Should the problem indeed be benefit fraud, the corresponding legal solution would be to ensure eligibility controls like means testing, documentation controls, or audit controls. Countries, such as Argentina, Malta, Germany, and Canada, that have larger welfare systems than India have managed to achieve targeted benefit provision without redefining the entitlement cohort of those who deserve human dignity, leaving one wondering why similar actions cannot be taken in India.


Given that Argentina has maintained such a framework for more than a decade without recorded evidence of fraud, and that Canada administers a comparable self-declaratory system across a geographically expansive and demographically plural society, the burden of proof against its feasibility in the Indian context is significantly weakened. What remains at issue is not whether such a system is feasible, but the normative question of whether the Indian state is institutionally and ideologically disposed to recognise its citizens as autonomous arbiters of their own identities.
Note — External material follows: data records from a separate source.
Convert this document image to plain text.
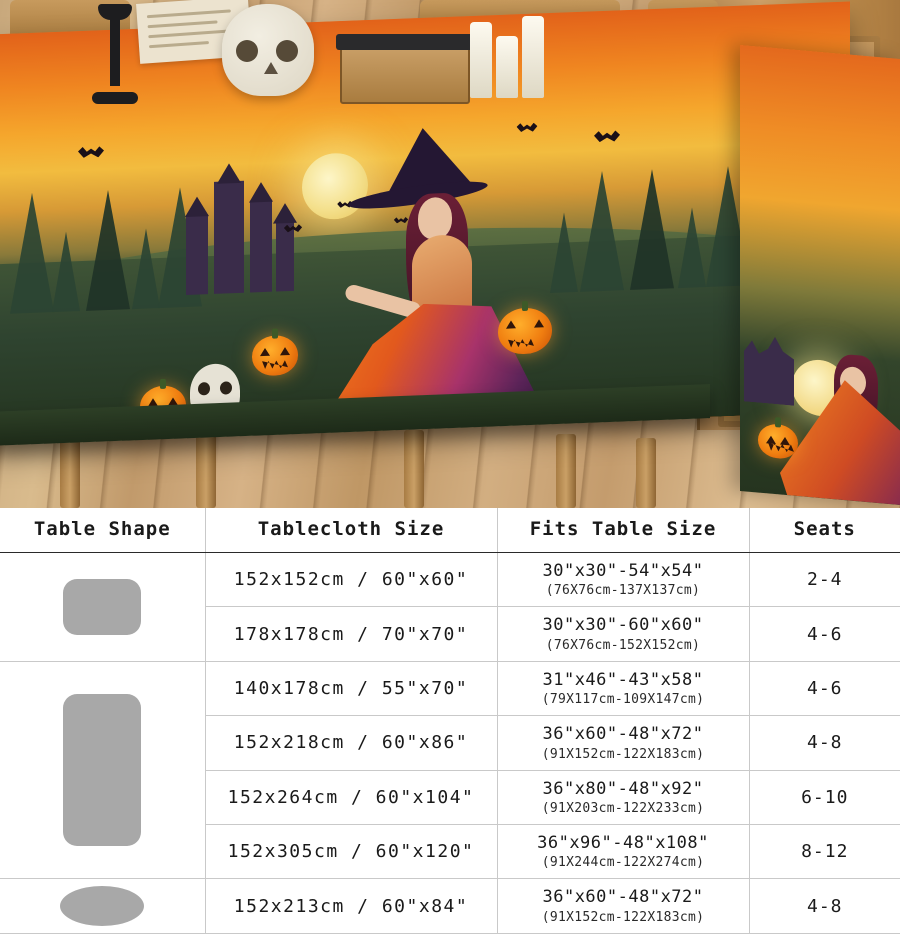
Table Shape	Tablecloth Size	Fits Table Size	Seats

	152x152cm / 60"x60"	30"x30"-54"x54"
(76X76cm-137X137cm)	2-4
	178x178cm / 70"x70"	30"x30"-60"x60"
(76X76cm-152X152cm)	4-6

	140x178cm / 55"x70"	31"x46"-43"x58"
(79X117cm-109X147cm)	4-6
	152x218cm / 60"x86"	36"x60"-48"x72"
(91X152cm-122X183cm)	4-8
	152x264cm / 60"x104"	36"x80"-48"x92"
(91X203cm-122X233cm)	6-10
	152x305cm / 60"x120"	36"x96"-48"x108"
(91X244cm-122X274cm)	8-12

	152x213cm / 60"x84"	36"x60"-48"x72"
(91X152cm-122X183cm)	4-8
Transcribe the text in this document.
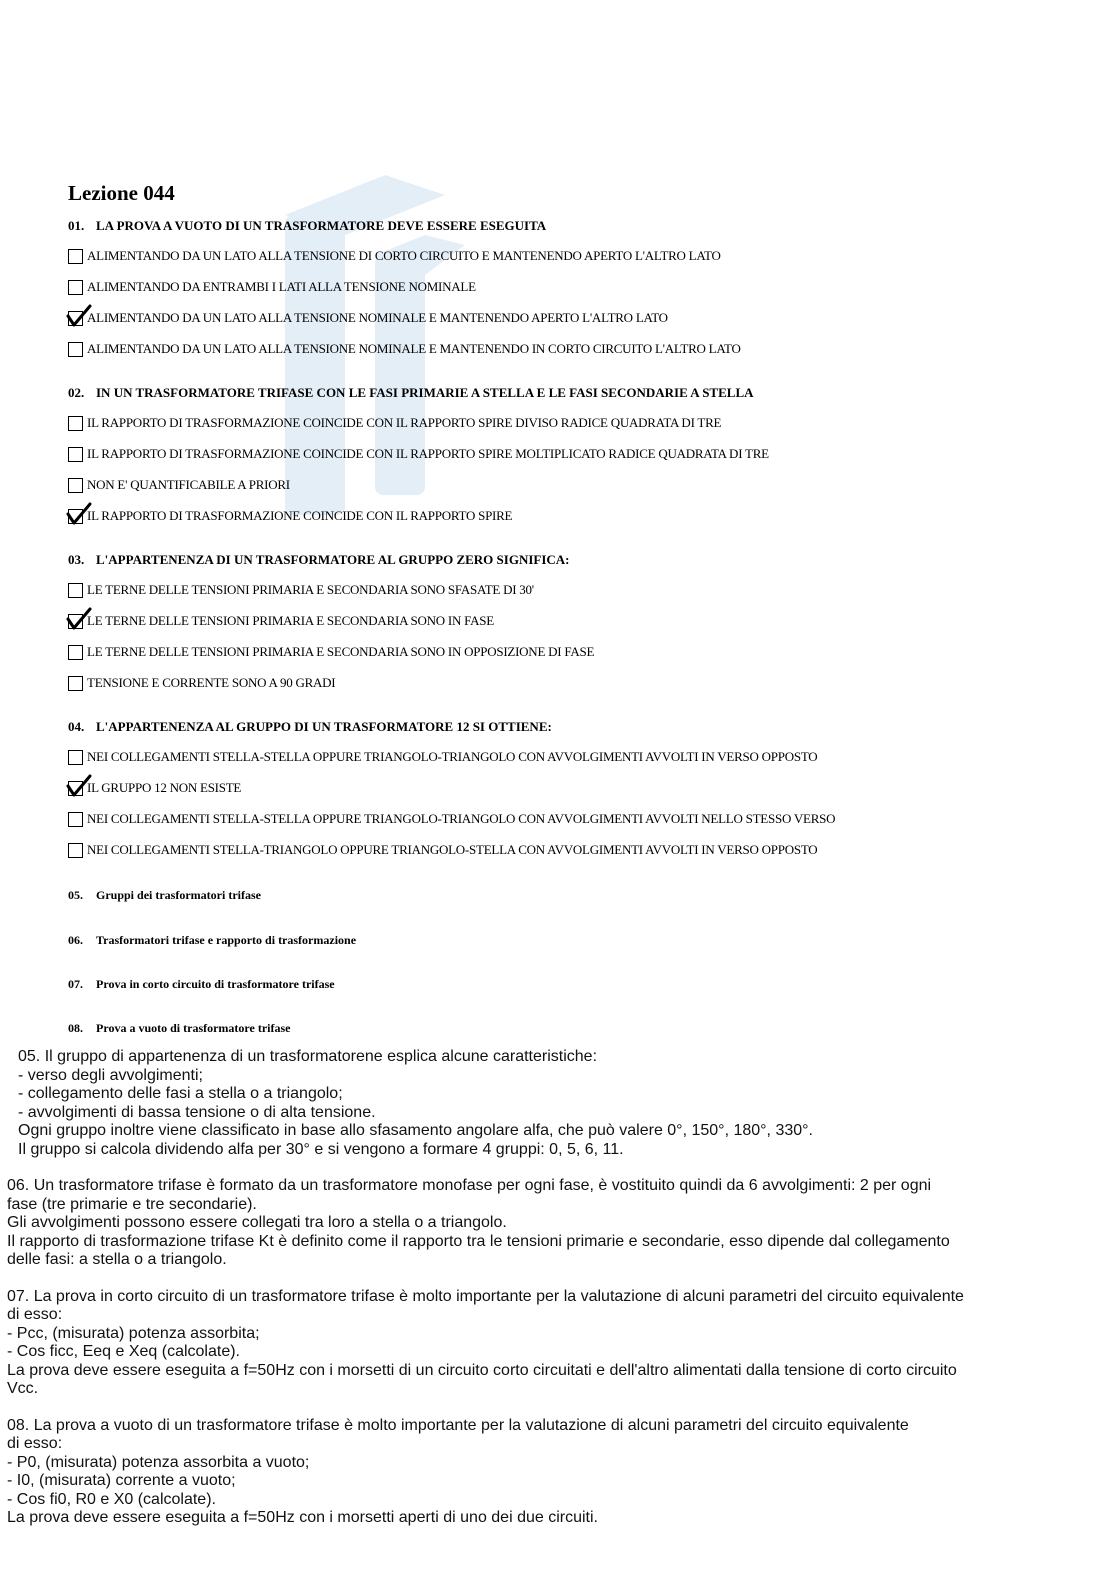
Lezione 044
01. LA PROVA A VUOTO DI UN TRASFORMATORE DEVE ESSERE ESEGUITA
ALIMENTANDO DA UN LATO ALLA TENSIONE DI CORTO CIRCUITO E MANTENENDO APERTO L'ALTRO LATO
ALIMENTANDO DA ENTRAMBI I LATI ALLA TENSIONE NOMINALE
ALIMENTANDO DA UN LATO ALLA TENSIONE NOMINALE E MANTENENDO APERTO L'ALTRO LATO
ALIMENTANDO DA UN LATO ALLA TENSIONE NOMINALE E MANTENENDO IN CORTO CIRCUITO L'ALTRO LATO
02. IN UN TRASFORMATORE TRIFASE CON LE FASI PRIMARIE A STELLA E LE FASI SECONDARIE A STELLA
IL RAPPORTO DI TRASFORMAZIONE COINCIDE CON IL RAPPORTO SPIRE DIVISO RADICE QUADRATA DI TRE
IL RAPPORTO DI TRASFORMAZIONE COINCIDE CON IL RAPPORTO SPIRE MOLTIPLICATO RADICE QUADRATA DI TRE
NON E' QUANTIFICABILE A PRIORI
IL RAPPORTO DI TRASFORMAZIONE COINCIDE CON IL RAPPORTO SPIRE
03. L'APPARTENENZA DI UN TRASFORMATORE AL GRUPPO ZERO SIGNIFICA:
LE TERNE DELLE TENSIONI PRIMARIA E SECONDARIA SONO SFASATE DI 30'
LE TERNE DELLE TENSIONI PRIMARIA E SECONDARIA SONO IN FASE
LE TERNE DELLE TENSIONI PRIMARIA E SECONDARIA SONO IN OPPOSIZIONE DI FASE
TENSIONE E CORRENTE SONO A 90 GRADI
04. L'APPARTENENZA AL GRUPPO DI UN TRASFORMATORE 12 SI OTTIENE:
NEI COLLEGAMENTI STELLA-STELLA OPPURE TRIANGOLO-TRIANGOLO CON AVVOLGIMENTI AVVOLTI IN VERSO OPPOSTO
IL GRUPPO 12 NON ESISTE
NEI COLLEGAMENTI STELLA-STELLA OPPURE TRIANGOLO-TRIANGOLO CON AVVOLGIMENTI AVVOLTI NELLO STESSO VERSO
NEI COLLEGAMENTI STELLA-TRIANGOLO OPPURE TRIANGOLO-STELLA CON AVVOLGIMENTI AVVOLTI IN VERSO OPPOSTO
05. Gruppi dei trasformatori trifase
06. Trasformatori trifase e rapporto di trasformazione
07. Prova in corto circuito di trasformatore trifase
08. Prova a vuoto di trasformatore trifase
05. Il gruppo di appartenenza di un trasformatorene esplica alcune caratteristiche:
- verso degli avvolgimenti;
- collegamento delle fasi a stella o a triangolo;
- avvolgimenti di bassa tensione o di alta tensione.
Ogni gruppo inoltre viene classificato in base allo sfasamento angolare alfa, che può valere 0°, 150°, 180°, 330°.
Il gruppo si calcola dividendo alfa per 30° e si vengono a formare 4 gruppi: 0, 5, 6, 11.
06. Un trasformatore trifase è formato da un trasformatore monofase per ogni fase, è vostituito quindi da 6 avvolgimenti: 2 per ogni
fase (tre primarie e tre secondarie).
Gli avvolgimenti possono essere collegati tra loro a stella o a triangolo.
Il rapporto di trasformazione trifase Kt è definito come il rapporto tra le tensioni primarie e secondarie, esso dipende dal collegamento
delle fasi: a stella o a triangolo.
07. La prova in corto circuito di un trasformatore trifase è molto importante per la valutazione di alcuni parametri del circuito equivalente
di esso:
- Pcc, (misurata) potenza assorbita;
- Cos ficc, Eeq e Xeq (calcolate).
La prova deve essere eseguita a f=50Hz con i morsetti di un circuito corto circuitati e dell'altro alimentati dalla tensione di corto circuito
Vcc.
08. La prova a vuoto di un trasformatore trifase è molto importante per la valutazione di alcuni parametri del circuito equivalente
di esso:
- P0, (misurata) potenza assorbita a vuoto;
- I0, (misurata) corrente a vuoto;
- Cos fi0, R0 e X0 (calcolate).
La prova deve essere eseguita a f=50Hz con i morsetti aperti di uno dei due circuiti.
Implicitly, the government is equating the question of who is transgender to the question of who is deserving of benefits, thus turning an issue of personhood into a non-neutral resource-allocation issue. Within this paradigm, transgender identity is addressed as a strategically claimed identity, which can be used to commit fraud, and thus seeks to refute the fact that transgender identity is a valid state of being that precedes and surpasses any particular right. It pathologizes self-identification not through labelling it as pathological but through coding the approach as suspicious.

 

This framing of a ‘fraud’ is more pernicious than an overt attack on transgender identity because an overt attack can be challenged directly, and, therefore, it is easier to fight it. This then falls on the transgender community to prove the authenticity of their identity, and makes it imperative that they prove that their identity is not a performance to acquire other objectives, and also to appear before a medical board that will decide whether their self-conception meets diagnostic criteria. So, although the state has not made any direct statement that transgender people lie, it has created a mechanism based on the assumption that they might be.


Taken together, these provisions are not a collection of failures or a sign of drafting imprecision. They are a design.

This article has been authored by Aditi Anand and Anuja Chatterjee, students at Chanakya National Law University, Patna. It is a part of the RSRR's Rolling Blog Series.